Because in order for you to have a stable clot, a stable clot, it was fibrinogen or was it fibrin? Fibrin.
So now let’s break it down. Who helps in breaking this down? Who initiates or who cleaves your plasminogen?
Remember, plasmin is “the enzyme” that will be responsible for breaking down your fibrin, is that understood?
Factor XII will help you do this.
Next, the plasmin will then break this down, now what do you call when you have excessive fibrin breakdown,
what's the name of that particular test? Oh, these are called D-dimers, aren’t they?

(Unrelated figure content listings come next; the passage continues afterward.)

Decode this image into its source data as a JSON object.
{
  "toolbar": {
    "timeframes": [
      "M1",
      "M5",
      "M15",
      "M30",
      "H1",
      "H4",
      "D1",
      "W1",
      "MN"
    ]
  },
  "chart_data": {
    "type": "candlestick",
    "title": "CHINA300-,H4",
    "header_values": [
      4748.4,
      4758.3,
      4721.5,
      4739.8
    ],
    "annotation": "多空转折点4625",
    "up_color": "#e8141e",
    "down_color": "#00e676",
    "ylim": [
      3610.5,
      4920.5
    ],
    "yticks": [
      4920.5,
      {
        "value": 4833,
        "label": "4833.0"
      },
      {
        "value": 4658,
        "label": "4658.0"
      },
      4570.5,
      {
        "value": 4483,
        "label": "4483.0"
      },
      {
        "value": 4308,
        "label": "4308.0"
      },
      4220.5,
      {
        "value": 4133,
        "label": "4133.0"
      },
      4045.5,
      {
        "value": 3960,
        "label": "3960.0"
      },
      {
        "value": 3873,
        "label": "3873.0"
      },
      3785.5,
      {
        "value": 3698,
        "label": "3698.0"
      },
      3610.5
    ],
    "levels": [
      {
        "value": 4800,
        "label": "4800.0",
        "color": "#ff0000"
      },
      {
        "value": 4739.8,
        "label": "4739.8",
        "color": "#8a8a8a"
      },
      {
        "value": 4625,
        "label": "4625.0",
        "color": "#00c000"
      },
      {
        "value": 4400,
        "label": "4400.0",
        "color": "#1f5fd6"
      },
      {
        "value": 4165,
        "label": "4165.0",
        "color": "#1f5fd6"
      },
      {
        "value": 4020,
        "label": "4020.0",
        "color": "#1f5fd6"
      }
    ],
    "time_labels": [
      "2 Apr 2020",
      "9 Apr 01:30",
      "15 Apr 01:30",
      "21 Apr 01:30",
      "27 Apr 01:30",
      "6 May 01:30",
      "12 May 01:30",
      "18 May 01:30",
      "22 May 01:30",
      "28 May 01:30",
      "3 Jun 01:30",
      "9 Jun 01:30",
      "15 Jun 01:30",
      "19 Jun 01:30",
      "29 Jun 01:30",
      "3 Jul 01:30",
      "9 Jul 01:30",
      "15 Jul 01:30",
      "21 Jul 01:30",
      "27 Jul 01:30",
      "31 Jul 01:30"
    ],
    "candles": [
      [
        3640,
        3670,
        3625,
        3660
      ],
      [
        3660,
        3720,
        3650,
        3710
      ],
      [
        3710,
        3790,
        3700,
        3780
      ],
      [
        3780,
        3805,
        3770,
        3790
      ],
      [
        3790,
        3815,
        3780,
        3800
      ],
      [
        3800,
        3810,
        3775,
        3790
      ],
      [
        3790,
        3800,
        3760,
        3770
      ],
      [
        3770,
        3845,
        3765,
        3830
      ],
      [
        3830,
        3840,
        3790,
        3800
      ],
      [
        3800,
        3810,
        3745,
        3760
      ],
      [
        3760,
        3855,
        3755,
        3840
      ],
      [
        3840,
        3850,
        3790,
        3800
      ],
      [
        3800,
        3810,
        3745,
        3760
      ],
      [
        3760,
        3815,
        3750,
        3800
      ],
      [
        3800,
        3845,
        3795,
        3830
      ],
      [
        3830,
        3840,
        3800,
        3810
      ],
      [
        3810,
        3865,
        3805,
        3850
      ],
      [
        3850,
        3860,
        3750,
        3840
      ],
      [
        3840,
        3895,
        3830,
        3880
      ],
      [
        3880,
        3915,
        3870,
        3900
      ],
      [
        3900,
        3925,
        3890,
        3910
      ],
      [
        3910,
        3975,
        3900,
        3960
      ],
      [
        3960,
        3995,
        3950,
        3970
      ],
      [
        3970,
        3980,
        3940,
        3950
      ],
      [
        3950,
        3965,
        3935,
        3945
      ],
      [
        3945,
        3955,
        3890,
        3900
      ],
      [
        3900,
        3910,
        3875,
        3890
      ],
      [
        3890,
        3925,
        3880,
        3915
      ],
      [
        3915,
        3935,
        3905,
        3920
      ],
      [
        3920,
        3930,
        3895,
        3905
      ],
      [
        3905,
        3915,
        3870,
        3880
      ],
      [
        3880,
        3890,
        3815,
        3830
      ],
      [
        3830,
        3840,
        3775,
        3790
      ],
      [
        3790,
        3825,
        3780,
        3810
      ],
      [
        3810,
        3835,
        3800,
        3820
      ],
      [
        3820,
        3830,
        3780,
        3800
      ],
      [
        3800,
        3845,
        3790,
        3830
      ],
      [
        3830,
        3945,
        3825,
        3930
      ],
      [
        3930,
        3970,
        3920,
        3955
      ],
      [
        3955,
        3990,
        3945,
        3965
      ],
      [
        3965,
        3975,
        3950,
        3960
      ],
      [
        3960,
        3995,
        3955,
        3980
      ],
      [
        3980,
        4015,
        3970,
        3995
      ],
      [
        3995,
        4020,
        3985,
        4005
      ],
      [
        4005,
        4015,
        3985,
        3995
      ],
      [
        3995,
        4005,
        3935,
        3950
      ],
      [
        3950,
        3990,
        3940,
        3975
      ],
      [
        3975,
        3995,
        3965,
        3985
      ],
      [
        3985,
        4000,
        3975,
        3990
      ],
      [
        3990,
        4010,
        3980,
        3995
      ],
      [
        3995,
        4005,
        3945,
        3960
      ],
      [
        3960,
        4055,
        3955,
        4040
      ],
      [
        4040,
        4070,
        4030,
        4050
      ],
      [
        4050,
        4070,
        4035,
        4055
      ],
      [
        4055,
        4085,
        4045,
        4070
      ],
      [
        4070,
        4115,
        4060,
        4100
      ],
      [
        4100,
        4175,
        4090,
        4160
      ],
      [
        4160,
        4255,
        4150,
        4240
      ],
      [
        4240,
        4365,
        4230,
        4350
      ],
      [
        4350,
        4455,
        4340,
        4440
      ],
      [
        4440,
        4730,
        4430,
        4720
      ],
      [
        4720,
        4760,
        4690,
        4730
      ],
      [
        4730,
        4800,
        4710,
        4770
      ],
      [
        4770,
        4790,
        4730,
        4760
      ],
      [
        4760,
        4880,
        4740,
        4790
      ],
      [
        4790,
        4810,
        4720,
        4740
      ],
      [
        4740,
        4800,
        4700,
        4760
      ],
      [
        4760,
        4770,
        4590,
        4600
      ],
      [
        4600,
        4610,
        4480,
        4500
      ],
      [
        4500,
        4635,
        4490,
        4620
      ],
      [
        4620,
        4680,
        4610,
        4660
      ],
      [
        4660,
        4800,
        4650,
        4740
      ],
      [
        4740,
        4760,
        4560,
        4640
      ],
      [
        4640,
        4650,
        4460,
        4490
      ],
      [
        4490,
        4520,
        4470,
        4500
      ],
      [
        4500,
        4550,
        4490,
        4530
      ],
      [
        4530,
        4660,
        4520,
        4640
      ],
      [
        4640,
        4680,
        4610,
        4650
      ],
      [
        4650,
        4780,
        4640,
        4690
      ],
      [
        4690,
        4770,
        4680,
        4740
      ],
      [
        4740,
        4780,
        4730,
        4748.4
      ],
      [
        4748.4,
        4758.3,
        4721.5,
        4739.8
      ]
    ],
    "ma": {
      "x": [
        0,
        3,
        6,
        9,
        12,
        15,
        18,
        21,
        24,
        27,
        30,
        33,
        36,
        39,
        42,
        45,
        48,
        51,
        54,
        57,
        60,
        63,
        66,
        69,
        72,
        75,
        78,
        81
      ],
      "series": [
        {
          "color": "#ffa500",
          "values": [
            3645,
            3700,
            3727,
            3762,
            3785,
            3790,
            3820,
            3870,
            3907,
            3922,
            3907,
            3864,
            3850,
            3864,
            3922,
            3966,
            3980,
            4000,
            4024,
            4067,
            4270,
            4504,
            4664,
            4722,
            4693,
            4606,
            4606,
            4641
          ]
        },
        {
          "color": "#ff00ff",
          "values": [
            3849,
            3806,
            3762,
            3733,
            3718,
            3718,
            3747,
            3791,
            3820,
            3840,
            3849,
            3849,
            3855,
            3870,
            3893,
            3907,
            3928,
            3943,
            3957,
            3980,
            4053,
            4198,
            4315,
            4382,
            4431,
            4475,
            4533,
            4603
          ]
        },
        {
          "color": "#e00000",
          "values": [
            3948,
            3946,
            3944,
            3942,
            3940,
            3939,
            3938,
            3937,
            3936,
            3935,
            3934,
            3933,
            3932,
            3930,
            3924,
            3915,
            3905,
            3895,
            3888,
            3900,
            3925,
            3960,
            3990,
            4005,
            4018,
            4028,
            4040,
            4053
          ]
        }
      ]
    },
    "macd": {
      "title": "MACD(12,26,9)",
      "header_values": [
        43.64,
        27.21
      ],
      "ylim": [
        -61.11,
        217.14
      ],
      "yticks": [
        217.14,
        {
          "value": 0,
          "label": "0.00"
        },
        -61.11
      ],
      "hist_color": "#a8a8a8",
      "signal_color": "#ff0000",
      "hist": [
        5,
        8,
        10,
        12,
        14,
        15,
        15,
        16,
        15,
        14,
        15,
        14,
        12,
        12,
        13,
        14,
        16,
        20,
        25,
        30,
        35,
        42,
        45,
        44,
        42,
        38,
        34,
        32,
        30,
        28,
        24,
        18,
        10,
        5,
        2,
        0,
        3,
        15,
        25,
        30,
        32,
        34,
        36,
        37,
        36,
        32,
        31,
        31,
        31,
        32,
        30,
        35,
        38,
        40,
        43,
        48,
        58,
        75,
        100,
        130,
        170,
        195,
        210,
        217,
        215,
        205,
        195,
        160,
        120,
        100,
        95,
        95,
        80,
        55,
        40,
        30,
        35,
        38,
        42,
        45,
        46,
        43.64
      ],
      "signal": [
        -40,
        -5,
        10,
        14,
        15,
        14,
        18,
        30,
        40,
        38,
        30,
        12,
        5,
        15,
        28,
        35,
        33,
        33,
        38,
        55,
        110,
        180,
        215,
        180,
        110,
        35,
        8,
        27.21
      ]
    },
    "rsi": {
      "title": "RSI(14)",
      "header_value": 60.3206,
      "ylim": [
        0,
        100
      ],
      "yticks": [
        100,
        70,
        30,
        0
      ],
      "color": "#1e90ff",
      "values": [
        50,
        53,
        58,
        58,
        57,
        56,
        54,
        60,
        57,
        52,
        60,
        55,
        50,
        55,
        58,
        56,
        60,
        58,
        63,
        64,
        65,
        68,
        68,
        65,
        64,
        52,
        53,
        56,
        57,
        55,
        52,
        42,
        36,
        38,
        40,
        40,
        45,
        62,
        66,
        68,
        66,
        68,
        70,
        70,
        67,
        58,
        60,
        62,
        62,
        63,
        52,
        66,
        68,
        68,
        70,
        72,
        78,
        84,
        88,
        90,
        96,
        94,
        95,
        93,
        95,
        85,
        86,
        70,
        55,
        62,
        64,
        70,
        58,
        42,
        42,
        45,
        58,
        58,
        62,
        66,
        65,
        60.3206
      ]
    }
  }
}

So any condition in which you find excessive breaking down of thrombi is obviously going to give you an elevated level of D-dimers.
So, so far I've given you three tests. PT, for the extrinsic system, the PTT is to measure
which branch of the coagulation cascade the intrinsic, good, the time there is 25-40 seconds.
And here’s the third test that I'm giving you known as the D-dimer which represents what? Breaking down of your thrombi.
So what about this plasmin and such? What's important about this?
Well, we talked about how factor XII does it naturally.
It’s called natural plasminogen activator. Fascinating?
Because aren’t there some drugs that you should know in which your analogs, the TPA? Sure!
What's the suffix that you’re going to be looking for? ASE. Tenecteplase, streptokinase, alteplase -- ASE.
These are naturally acting tissue plasminogen activators or analogs that behave like the natural fibrinolytic agent.
And finally under this discussion of anticoagulant, here my vitamin K dependent factors that are anticoagulants and which one are these?
Protein C and S, and there we have it, it summarizes ultimately that discussion
or the discussion we've had throughout the entire time I've been telling you that we have six vitamin K dependent factors.
Now, something else that I need to bring to your attention.
If a patient comes to you says, 'Doc, I seem to have a little bit of pain in my leg down by the calf."
If they're giving you textbook type of presentation upon dorsiflexion of the foot, do that for me, dorsiflexion of the foot,
oh, there's pain in the calf region.
The history goes on to say that she's a lady who is pregnant perhaps or maybe she's obese
and maybe she's in a job in which she's not moving around much or maybe she's on a transatlantic or transpacific type of flight.
In other words, she's the perfect candidate of maybe developing a DVT, correct?
When we have a DVT is the Warfarin, is that the first drug that you're going to give, warfarin?
Of course not, it’s going to be heparin. Heparin works within seconds.
Heparin works via antithrombin III. We’ll talk about that and then you must give heparin
as a bridge therapy in a hospital setting via parenteral either IV or subcutaneous before you start giving warfarin.
And the reason that becomes really important, because proteins C and S has a half life that is so incredibly short.
I emphasize short, why? If proteins C and S disappear first and you're giving warfarin,
what are the only vitamin K dependent factors that are circulating in that patient’s body?
II, VII, IX, and X. You might have micro thrombi taking place up and down the body if you didn’t get that, repeat what I just said, please.